Reason for Error Messsage: Job failed to start on some nodes or some nodes became unreachable. RRS feed

  • Question

  • Hello Together,

    We are using Microsoft HPC 2012R2.

    On several Jobs we get the Error Message: Job failed to start on some nodes or some nodes became unreachable.

    It all the time happens, when the HPC want to Run the NodeRelease Task. The only additional Information we get is the Date and Time when this happend, but we don't get the Information, on which Node this happens.

    So maybe we have a buggy Node, but we have no idea to find out where this exact happens, and why.

    Could anybody give us a hint, how Fix this kind of Problem ?

    Thank you very much in advance,

    best regards,


    Tuesday, February 17, 2015 10:24 PM

All replies

  • Hi Bobby,

    Suppose you may 'View All Tasks' from the job view dialogue and filter the failed tasks, then the allocated nodes for the failed tasks could indicate which nodes are bad ones.



    Thursday, February 26, 2015 8:36 AM
  • Hi Yutong,

    Thank you very much for your answer. When i do this like you describe and select teh Tab below the Task List which is called "Allocated Nodes" for the selected Task, then the List is just empty.

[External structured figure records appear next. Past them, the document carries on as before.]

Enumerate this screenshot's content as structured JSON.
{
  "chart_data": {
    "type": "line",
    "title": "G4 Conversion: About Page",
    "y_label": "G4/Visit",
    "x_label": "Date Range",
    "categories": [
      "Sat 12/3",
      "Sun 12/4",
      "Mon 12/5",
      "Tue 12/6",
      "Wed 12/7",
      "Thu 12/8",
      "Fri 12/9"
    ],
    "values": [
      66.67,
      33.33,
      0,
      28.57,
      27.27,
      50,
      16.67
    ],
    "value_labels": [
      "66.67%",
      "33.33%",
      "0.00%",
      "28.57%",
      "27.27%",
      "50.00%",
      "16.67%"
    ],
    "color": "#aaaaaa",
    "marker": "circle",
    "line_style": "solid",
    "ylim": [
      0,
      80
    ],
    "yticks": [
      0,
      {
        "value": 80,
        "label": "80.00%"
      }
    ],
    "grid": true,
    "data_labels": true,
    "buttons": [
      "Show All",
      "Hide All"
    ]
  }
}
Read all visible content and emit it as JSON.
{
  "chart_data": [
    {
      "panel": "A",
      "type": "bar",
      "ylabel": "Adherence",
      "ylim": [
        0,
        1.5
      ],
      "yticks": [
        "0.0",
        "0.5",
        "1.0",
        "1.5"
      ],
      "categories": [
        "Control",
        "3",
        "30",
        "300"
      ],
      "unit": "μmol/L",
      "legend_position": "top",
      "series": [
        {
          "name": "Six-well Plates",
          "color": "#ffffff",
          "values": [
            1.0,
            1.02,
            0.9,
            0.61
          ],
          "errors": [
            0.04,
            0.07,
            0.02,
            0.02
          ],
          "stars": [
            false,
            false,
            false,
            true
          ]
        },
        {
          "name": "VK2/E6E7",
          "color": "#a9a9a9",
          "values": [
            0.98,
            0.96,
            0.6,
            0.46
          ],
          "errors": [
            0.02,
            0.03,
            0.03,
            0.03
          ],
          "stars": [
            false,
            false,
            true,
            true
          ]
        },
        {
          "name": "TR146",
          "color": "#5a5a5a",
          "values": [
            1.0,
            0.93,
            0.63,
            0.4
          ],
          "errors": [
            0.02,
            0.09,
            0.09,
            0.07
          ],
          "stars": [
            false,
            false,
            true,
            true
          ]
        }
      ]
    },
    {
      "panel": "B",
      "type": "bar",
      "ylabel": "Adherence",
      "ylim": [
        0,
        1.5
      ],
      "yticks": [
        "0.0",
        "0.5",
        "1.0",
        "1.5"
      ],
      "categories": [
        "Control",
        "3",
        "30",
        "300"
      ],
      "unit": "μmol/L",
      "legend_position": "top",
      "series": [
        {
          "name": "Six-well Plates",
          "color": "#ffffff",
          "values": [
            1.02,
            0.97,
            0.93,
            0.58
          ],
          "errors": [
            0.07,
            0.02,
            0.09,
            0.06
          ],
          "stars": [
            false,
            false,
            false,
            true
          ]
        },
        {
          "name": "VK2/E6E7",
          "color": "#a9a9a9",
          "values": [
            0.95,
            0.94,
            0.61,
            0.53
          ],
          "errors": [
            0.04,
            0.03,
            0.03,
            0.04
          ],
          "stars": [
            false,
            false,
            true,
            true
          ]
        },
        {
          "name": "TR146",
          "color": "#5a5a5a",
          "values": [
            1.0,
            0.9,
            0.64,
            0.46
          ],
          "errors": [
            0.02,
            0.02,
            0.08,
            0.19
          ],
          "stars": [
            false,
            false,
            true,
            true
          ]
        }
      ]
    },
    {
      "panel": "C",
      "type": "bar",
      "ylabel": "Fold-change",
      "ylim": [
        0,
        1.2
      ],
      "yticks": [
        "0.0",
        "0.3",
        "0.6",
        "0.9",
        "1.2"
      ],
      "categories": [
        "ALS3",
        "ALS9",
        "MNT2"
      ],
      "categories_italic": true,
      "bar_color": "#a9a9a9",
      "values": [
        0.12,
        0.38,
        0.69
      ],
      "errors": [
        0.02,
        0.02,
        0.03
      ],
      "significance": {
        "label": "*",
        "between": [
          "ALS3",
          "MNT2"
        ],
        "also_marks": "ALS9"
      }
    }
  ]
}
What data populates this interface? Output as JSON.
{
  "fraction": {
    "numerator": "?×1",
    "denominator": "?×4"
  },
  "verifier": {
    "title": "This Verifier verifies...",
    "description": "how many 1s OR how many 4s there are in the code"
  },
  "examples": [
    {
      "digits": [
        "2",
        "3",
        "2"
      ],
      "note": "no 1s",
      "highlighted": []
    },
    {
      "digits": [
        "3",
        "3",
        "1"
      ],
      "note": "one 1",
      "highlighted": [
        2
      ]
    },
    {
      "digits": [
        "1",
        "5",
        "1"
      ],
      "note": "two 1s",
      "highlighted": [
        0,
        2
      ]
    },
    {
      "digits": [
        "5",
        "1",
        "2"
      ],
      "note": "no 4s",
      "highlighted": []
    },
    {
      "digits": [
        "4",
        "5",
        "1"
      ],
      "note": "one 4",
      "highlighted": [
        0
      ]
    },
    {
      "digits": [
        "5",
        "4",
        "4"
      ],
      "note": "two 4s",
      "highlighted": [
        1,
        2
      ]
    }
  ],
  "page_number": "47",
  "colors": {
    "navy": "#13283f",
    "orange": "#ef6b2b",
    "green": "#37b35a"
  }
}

So i have no information, on which node (with which name) this kind of error happend.

    This behaviour is only on Errors, which have exactly this Error message: Job failed to start on some nodes or some nodes became unreachable.

    So how to find out, which node was affected by this Error ?

    Thanks in advance,

    best regards,


    Thursday, February 26, 2015 9:11 AM
  • Hello Together,

    this Issue still exists in our HPC Cluster. some months ago we updated everything to Microsoft HPC Pack 2012 Update 1, and we still have this Problem.

    We figured out that this Error mostly happens with the NodeRelease Task. So in the end all other Tasked runed through without an Error, and then the NodeRelease Task will fail with this Error Message. Somehow strange...

    Do somebody knows, if this Issue is fixed with the Update 2 which is available since a few days?

    Unfortunatly i didin't found a complete list with all the changes what was improved with this Update 2 for Microsoft HPC 2012.

    Any help sould be welcome,

    Thank you very much in advance,


    • Edited by Bobby013 Tuesday, July 14, 2015 6:52 AM Added more details
    Tuesday, July 14, 2015 6:48 AM
  • Hi Bobby,

    Can you share the details of a troublesome job?

    Like how many node prep tasks, normal tasks and node release tasks and their status.

    Job's error message and allocated nodes.

    Failed tasks' error message, allocated nodes and outputs.

    And other information you think abnormal or helpful.

    If some of your nodes being error is the root cause and you didn't catch them in Error state, there could be a network issue disturbs the connection between HN and CNs occasionally.

    I'll try to repro this with your detailed information.

    • Edited by SnOoPy1214 Wednesday, July 15, 2015 4:38 AM
    Wednesday, July 15, 2015 4:38 AM
  • Hi Bobby, i have similar issue with HPC Compute nodes, in our environment. were you able to resolve the issue?
    Tuesday, July 7, 2020 12:37 PM
  • Hi HPCMan,

    When did you see the nodes becoming unreachable and for how many nodes in the cluster? Are your nodes on premises or on Azure Cloud?

    If you have network connectivity issue in the environment, you may try to increase the heartbeat interval and lost count in scheduler error handling configurations and see if this would mitigate the problem.


    Yutong Sun

    Wednesday, July 8, 2020 9:07 AM
  • Hi Yutong, all our servers are on-prem. i have increased the heartbeat interval to 90 seconds  but Misses heartbeat to 30. but no luck. where i can find the "lost count" setting.
    Monday, July 13, 2020 3:55 PM